Tornando in patria, per quanto riguarda il reimpiego di capitali illeciti, i D’Alessandro sono stati segnalati dall’Antimafia in Toscana. Uno degli episodi più emblematici è l’appoggio offerto da due uomini di Piancastagnaio, in provincia di Siena, a uno dei killer del consigliere comunale Luigi Tommasino subito dopo l’omicidio avvenuto nel 2009. Il sicario ha dormito in un podere e nell’abitazione di uno dei due. A partire da questo episodio le autorità hanno poi scoperto che il clan aveva investito soldi in una fabbrica di borse aperta proprio a Piancastagnaio. Considerati organici alla cosca, la presenza dei due affiliati toscani è stata documentata anche a Scanzano. Le autorità hanno ipotizzato che la cosca avesse in mente di realizzare in Toscana alcune piantagioni di marijuana (il narcotraffico nell’area stabiese è assicurato dall’alleanza tra i D’Alessandro e i “Di Martino-Afeltra”, attivi sui Lattari, per la marijuana, mentre ad assicurare eroina e cocaina ci sono gli “Imparato” del rione “Savorito”).

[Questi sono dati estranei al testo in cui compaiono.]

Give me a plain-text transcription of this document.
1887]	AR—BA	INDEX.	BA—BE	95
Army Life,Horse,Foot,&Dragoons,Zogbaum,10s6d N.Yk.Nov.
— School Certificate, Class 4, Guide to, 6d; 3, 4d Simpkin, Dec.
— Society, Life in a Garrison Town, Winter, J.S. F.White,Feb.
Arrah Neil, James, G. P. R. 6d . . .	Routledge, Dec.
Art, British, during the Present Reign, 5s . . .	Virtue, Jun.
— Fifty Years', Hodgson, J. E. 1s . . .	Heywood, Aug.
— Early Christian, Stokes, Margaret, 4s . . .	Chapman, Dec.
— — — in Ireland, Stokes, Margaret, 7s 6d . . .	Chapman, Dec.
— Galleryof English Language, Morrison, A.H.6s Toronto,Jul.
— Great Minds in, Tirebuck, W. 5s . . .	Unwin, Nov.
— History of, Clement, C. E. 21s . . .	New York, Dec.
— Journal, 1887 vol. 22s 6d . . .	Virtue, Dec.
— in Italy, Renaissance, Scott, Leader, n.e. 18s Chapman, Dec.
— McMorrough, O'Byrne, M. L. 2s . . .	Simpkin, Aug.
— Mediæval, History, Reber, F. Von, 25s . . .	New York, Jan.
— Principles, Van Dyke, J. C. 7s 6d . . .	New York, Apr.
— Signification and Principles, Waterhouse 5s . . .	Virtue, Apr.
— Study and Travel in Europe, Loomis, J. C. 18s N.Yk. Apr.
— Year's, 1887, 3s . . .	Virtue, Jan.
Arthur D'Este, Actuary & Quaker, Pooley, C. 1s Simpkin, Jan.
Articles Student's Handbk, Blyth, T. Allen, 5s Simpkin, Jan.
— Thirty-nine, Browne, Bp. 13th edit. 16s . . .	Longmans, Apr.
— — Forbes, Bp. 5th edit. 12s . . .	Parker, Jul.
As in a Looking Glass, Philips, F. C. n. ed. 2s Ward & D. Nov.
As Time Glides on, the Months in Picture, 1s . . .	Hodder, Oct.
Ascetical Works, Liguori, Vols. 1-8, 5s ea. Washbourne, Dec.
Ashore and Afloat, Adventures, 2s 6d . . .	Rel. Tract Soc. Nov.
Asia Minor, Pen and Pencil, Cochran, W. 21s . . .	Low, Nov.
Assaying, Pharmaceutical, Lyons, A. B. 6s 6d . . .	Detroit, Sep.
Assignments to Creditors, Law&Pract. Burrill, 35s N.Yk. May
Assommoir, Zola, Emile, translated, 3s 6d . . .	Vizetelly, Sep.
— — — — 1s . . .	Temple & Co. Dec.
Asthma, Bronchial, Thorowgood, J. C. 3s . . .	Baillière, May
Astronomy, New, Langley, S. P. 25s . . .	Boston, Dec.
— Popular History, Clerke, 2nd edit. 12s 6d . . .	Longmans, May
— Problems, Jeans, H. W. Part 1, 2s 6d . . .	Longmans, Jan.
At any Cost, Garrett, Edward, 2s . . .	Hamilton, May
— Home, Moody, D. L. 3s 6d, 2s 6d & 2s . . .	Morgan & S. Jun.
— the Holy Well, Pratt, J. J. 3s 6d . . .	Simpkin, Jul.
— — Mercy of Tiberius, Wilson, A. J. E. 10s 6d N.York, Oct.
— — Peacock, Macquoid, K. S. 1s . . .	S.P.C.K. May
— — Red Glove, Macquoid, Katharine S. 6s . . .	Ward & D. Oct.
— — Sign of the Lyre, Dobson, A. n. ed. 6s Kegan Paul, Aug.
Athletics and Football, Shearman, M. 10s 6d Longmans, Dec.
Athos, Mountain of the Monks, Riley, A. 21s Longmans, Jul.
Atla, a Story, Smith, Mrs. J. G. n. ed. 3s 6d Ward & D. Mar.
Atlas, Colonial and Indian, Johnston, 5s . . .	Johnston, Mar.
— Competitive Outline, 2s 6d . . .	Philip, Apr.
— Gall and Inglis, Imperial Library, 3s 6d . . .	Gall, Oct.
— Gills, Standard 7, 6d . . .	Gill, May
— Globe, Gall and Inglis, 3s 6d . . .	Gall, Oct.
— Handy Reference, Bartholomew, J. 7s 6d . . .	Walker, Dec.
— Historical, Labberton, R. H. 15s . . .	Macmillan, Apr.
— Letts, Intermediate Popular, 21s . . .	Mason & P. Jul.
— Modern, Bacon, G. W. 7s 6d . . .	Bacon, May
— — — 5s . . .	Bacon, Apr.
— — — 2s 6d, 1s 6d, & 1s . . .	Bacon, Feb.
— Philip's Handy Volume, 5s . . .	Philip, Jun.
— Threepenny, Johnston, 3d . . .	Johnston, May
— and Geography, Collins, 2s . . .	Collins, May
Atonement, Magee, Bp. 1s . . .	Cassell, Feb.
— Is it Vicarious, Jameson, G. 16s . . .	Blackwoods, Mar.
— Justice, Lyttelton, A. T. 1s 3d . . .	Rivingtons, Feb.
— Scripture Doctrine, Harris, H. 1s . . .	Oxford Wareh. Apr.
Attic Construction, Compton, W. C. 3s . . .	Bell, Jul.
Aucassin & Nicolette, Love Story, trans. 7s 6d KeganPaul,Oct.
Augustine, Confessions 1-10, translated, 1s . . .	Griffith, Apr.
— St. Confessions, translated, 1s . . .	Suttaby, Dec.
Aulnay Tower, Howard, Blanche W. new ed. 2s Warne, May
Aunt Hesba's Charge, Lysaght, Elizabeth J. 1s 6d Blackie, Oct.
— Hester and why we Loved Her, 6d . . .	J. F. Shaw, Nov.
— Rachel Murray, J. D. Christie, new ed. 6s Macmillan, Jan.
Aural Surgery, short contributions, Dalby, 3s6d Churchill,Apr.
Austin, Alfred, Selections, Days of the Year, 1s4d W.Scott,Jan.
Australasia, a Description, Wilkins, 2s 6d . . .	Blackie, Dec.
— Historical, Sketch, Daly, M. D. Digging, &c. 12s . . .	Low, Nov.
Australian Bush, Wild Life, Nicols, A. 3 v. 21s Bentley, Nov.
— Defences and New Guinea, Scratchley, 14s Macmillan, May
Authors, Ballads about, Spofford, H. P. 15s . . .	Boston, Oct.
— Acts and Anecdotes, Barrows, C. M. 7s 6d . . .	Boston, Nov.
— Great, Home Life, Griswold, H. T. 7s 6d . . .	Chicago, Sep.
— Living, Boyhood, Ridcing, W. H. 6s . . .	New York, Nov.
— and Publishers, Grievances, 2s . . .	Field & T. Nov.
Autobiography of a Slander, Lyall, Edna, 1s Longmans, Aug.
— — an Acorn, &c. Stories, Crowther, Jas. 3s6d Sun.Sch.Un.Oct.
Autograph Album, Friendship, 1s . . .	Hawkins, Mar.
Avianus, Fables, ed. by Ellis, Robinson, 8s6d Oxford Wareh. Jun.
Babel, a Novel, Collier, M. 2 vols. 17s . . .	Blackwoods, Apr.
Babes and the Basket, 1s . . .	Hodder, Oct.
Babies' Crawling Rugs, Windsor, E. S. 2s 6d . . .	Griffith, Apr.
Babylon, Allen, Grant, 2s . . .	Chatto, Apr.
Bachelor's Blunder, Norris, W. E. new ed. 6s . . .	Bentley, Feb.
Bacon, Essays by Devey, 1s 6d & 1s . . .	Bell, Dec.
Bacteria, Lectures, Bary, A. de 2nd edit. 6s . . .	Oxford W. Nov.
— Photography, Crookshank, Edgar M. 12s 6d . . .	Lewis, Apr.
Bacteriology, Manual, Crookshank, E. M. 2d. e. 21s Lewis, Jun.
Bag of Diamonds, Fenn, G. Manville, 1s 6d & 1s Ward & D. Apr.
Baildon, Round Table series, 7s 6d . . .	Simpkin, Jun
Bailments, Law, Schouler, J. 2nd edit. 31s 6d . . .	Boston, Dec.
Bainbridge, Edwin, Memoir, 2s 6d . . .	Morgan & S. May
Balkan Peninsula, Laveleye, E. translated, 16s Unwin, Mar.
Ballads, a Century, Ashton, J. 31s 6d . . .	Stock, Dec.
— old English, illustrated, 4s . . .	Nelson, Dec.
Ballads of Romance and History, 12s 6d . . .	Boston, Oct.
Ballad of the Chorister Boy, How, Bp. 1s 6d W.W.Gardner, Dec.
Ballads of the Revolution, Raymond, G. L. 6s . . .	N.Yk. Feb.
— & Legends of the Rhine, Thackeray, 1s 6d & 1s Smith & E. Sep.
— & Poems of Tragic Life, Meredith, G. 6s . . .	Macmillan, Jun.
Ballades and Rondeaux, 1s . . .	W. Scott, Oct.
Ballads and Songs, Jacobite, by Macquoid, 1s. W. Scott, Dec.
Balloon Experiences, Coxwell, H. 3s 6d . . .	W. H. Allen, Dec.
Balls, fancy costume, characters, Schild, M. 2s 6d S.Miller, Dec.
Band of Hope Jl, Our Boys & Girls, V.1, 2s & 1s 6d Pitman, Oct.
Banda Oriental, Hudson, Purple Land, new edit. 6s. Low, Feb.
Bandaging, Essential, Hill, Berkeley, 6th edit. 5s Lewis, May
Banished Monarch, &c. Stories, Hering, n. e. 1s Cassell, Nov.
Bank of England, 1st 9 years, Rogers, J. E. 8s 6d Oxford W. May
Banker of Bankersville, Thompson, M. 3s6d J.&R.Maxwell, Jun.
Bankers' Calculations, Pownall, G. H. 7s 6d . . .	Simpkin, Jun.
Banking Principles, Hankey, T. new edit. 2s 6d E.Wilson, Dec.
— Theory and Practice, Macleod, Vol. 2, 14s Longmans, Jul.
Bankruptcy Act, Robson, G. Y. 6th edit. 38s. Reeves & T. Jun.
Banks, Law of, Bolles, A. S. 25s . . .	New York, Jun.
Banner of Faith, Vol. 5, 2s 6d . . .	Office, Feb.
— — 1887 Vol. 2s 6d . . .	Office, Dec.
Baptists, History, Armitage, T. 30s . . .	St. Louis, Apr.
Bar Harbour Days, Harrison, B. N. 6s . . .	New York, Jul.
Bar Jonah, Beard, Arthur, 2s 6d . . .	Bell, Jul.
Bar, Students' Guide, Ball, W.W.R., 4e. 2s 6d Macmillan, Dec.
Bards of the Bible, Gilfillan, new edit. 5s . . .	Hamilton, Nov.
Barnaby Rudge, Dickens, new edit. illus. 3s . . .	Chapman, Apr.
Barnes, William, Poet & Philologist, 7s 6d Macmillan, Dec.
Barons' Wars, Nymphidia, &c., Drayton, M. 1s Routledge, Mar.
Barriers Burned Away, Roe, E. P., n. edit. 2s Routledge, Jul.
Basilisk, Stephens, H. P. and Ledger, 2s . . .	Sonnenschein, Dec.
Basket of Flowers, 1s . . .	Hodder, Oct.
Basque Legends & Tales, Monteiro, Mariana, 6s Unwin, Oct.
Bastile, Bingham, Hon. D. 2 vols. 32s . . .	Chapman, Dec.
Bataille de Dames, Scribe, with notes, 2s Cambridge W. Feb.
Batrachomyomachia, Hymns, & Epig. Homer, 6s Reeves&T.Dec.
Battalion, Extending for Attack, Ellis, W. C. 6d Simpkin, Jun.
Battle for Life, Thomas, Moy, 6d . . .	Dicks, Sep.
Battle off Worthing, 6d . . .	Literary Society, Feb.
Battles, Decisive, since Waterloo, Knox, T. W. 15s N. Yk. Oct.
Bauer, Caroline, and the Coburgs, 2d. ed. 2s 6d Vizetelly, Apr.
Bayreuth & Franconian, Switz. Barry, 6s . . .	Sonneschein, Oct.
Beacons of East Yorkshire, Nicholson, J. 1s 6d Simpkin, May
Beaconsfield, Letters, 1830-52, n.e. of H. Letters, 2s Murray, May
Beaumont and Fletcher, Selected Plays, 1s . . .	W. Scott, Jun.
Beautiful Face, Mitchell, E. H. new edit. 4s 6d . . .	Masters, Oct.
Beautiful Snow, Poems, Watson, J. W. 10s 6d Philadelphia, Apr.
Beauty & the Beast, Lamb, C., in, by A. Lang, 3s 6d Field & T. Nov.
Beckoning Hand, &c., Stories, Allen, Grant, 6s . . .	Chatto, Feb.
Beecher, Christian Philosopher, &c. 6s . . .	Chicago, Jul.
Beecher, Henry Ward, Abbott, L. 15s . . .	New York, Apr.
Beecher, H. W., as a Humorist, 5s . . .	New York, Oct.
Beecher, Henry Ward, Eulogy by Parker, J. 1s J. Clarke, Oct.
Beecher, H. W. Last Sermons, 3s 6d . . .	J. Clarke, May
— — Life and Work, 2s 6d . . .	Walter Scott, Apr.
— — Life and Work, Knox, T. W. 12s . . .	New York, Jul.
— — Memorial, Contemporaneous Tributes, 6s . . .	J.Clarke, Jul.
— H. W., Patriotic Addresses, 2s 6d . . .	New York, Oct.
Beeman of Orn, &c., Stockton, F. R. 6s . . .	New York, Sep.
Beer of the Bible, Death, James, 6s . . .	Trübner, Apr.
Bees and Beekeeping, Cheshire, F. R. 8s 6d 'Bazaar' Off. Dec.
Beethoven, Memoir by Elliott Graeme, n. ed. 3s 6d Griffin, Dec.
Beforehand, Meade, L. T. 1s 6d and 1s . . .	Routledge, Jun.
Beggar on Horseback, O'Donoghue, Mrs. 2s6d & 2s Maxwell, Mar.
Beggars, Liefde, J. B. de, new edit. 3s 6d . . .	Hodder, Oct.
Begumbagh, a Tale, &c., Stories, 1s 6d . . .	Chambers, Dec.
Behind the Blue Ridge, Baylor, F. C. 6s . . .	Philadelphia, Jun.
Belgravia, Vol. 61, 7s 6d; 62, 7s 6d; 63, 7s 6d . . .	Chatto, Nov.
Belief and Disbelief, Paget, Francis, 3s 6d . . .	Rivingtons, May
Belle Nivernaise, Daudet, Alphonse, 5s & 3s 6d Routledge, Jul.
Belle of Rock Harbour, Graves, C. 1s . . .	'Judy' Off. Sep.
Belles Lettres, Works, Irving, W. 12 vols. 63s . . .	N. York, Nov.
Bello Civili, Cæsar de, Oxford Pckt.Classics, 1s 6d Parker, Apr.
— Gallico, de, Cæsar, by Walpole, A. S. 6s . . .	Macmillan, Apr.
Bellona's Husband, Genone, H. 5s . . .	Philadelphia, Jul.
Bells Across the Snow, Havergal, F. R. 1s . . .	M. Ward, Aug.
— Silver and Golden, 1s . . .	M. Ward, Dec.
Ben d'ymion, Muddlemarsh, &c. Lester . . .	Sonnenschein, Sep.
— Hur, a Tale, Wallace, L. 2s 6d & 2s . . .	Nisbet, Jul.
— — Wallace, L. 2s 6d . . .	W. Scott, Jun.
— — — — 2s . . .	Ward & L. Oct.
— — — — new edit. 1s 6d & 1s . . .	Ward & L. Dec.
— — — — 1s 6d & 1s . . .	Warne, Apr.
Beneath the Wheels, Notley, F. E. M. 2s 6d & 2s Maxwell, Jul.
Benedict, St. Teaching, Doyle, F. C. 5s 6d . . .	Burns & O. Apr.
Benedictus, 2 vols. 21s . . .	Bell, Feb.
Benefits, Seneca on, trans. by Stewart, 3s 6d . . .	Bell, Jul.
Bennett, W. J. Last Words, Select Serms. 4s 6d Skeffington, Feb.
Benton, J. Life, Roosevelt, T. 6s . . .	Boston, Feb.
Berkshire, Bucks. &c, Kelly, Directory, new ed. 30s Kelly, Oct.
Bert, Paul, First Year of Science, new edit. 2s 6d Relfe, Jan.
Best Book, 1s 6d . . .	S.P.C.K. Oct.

Ma i D’Alessandro in Emilia Romagna hanno fatto di più. Tra Rimini, Riccione e Ravenna boss e gruppi di fuoco hanno programmato omicidi, hanno trascorso latitanze e creato una fama oscura attorno ai capiclan che si sono succeduti alla guida dell’organizzazione dopo la morte di Michele D’Alessandro. Vincenzo D’Alessandro incontrava i suoi uomini in un centro commerciale di Rimini prima di nascondersi, braccato dalle forze dell’ordine, a Ravenna, in un appartamento preso in affitto da un barista del posto.
“Le carte dell’Antimafia partenopea – si legge in un articolo de ‘Il Fatto Quotidiano’ del 2013 – parlano di conseguimento e controllo diretto o attraverso prestanome, spesso le donne dei boss, di attività economiche e imprenditoriali, usura, detenzione di armi da guerra ed esplosivi, riciclaggio e omicidi”. “Le donne dei boss”, ovvero coloro che per un lungo periodo, dopo i colpi inferti dalle autorità alla cosca tra il 2009 e il 2011, hanno retto le redini dell’organizzazione, come confermato dalla Dia nella precedente relazione consegnata al Parlamento.